Christabella linglung sesaat karena dia tidak menyangka Jenson akan sampai melakukan hal sekeji itu pada Gavin.
Gavin tersenyum manis dan menyandarkan tubuh Christabella di pundaknya, menciumi keningnya dan kemudian bibirnya, tapi hanya ciuman sekilas.
"Yang penting sekarang aku ada di sini bersamamu."
Christabella hanya mengangguk dan memeluk Gavin dengan sangat erat hingga ia tertidur.
***
Pagi hari di apartemen Golden Swan.
Jenson terbangun karena dering ponselnya, nama Antonie tertera di layar dan ia menerimanya dengan malas-malasan.
"Ya, ada apa?"
"Nona Bella semalam kabur dari villa Emerald, Tuan."
Dia memijat pelipisnya dan membenahi duduknya.
"Periksa CCTV Kota dan temukan dia secepatnya." Jawab Jenson dengan suara yang lelah.
"Baik Tuan."
Jenson menutup telfonnya dan menghela nafas.
"Ternyata tidak mudah mengurus dua perempuan sekaligus," batinnya.
Ia bangkit dari duduknya dan pergi ke kamar mandi untuk membersihkan diri, setelahnya ia pergi ke dapur untuk membuat sarapan sederhana.

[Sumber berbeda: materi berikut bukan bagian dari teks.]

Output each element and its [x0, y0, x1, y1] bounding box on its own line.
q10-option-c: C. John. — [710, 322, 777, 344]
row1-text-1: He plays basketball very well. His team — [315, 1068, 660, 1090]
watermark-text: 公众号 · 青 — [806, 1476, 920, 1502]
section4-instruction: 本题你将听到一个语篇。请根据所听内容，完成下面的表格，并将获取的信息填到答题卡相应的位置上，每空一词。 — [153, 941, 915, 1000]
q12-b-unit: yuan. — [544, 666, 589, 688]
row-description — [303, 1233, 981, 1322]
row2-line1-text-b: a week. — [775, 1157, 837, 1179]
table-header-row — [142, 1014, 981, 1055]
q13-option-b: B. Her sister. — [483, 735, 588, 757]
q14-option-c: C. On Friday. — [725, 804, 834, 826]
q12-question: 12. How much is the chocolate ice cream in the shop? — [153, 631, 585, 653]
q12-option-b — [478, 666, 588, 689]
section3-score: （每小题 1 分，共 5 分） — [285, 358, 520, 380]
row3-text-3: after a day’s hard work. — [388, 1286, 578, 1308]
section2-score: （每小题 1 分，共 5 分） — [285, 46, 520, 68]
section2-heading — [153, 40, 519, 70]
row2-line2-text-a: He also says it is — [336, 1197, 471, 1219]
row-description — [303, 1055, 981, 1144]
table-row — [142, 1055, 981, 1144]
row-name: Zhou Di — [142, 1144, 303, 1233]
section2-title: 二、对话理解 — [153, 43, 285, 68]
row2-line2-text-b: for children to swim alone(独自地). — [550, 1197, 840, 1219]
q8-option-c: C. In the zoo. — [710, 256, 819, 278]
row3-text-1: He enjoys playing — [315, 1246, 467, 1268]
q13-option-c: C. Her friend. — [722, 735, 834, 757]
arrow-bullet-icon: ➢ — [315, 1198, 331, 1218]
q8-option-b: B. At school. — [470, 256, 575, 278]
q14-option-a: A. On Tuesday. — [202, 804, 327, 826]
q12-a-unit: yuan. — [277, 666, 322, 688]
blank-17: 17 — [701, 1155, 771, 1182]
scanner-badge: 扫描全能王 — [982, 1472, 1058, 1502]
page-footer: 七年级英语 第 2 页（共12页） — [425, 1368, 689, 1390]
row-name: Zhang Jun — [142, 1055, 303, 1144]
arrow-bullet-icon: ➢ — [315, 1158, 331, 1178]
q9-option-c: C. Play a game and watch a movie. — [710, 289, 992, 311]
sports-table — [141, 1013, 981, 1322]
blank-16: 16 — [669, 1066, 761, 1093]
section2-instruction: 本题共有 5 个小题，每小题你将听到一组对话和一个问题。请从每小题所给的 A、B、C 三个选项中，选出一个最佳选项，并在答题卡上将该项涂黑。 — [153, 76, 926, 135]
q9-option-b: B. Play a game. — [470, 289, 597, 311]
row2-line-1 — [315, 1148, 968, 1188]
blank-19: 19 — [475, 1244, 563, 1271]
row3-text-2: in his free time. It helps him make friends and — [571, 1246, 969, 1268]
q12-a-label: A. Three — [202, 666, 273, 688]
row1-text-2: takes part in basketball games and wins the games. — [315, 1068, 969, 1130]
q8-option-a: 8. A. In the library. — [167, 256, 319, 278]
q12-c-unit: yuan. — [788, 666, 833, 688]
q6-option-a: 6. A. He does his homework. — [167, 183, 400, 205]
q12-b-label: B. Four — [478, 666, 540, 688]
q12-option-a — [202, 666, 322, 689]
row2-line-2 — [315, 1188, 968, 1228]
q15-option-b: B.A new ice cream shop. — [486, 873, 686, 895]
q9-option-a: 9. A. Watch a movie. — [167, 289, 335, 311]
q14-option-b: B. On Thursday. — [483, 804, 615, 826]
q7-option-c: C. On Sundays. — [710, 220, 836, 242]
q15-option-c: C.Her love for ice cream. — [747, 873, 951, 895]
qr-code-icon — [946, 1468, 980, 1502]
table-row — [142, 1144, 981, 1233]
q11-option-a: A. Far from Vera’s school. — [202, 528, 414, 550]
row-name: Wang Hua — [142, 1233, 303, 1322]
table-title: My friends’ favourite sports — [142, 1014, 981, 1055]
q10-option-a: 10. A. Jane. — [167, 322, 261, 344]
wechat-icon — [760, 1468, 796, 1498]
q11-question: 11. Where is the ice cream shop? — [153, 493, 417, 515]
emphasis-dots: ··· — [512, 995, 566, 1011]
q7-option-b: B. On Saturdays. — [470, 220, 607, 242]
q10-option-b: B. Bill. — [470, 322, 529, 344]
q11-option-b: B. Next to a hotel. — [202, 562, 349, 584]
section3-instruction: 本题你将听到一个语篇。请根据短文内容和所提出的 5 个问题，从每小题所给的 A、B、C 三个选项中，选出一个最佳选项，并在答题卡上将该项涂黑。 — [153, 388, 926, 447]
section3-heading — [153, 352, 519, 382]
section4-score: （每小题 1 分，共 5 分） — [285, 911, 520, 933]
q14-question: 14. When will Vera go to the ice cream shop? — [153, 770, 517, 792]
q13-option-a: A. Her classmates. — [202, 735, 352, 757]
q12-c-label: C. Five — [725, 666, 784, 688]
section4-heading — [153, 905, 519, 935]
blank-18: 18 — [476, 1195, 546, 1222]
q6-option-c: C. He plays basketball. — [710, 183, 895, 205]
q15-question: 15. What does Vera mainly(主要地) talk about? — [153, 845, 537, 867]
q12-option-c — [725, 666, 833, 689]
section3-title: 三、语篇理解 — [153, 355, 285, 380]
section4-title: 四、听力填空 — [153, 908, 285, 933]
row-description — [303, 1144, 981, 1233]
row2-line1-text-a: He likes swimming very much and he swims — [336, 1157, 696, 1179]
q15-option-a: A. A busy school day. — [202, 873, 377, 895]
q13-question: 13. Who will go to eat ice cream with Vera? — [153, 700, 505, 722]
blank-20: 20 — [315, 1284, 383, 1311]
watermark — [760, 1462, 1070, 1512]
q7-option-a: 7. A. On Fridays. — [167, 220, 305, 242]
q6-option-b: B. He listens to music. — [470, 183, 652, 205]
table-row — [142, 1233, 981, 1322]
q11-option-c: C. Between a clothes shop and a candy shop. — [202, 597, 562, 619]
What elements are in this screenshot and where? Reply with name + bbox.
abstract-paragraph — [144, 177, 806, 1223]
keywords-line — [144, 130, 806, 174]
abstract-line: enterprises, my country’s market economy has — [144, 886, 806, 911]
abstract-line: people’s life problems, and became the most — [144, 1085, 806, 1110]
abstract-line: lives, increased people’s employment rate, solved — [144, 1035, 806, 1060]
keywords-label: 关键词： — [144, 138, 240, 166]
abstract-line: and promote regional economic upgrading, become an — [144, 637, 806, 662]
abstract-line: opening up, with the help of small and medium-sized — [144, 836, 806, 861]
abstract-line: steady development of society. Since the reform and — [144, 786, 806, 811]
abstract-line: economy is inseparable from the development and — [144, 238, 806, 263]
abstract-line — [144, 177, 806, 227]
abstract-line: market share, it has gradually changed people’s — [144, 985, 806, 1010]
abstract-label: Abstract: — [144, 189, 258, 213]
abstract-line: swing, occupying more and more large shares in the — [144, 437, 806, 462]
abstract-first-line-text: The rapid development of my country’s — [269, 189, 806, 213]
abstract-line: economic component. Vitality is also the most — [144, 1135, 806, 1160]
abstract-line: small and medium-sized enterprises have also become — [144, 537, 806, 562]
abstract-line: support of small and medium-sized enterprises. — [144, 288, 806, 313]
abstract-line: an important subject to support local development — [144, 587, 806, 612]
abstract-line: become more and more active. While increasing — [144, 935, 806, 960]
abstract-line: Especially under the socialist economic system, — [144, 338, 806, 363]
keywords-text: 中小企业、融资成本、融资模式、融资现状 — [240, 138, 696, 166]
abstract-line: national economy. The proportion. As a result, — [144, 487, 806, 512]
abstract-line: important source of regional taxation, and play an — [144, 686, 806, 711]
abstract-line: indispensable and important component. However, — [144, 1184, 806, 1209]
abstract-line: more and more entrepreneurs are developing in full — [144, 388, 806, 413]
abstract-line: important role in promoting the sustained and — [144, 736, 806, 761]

Liora bangun saat Jenson selesai membuat sarapan dan menghidangkannya di meja makan.
"Seharusnya aku yang menyiapkannya Jens."
Jenson tersenyum kecil dan berkata, "Tidak masalah, ayo duduk dan kita sarapan bersama."
Liora mengangguk dan ia tiba-tiba merasa mual saat mencium aroma telur mata sapi di sandwichnya.
Huek huek.
Liora buru-buru meletakkan sandwichnya dan ia setengah berlari menuju kamar mandi. Jenson juga mengikutinya dengan panik.
"Liora, apa yang terjadi denganmu?"
Liora tak menjawab, ia sibuk mengeluarkan apa yang ada dalam perutnya di wastafel.
Jenson bingung apa yang harus ia lakukan, tapi ia merasa kasihan dengan Liora jadi dia menggosok punggung Liora dan membenahi rambutnya ke belakang.
Liora terengah-engah saat ia sudah selesai, ia merasa pusing dan tubuhnya sangat lemas, jadi dia memegangi wastafel agar tubuhnya tidak jatuh ke lantai.
Jenson kemudian berinisiatif menggendongnya dan mendudukkan Liora di sofa.
"Are you okay?"
Liora mengangguk lesu.
"Sorry aku tidak tahu kalau kamu alergi aroma telur mata sapi."
"Tidak apa-apa, aku juga baru mengalaminya. By the way terimakasih Jens."
Jenson tersenyum sangat tipis dan mengangguk.
"Lalu apa kamu ingin sesuatu sekarang? Aku akan membuatkannya."
Liora menggeleng dan ia dengan ragu-ragu berkata, "Aku... hanya ingin kamu menemaniku."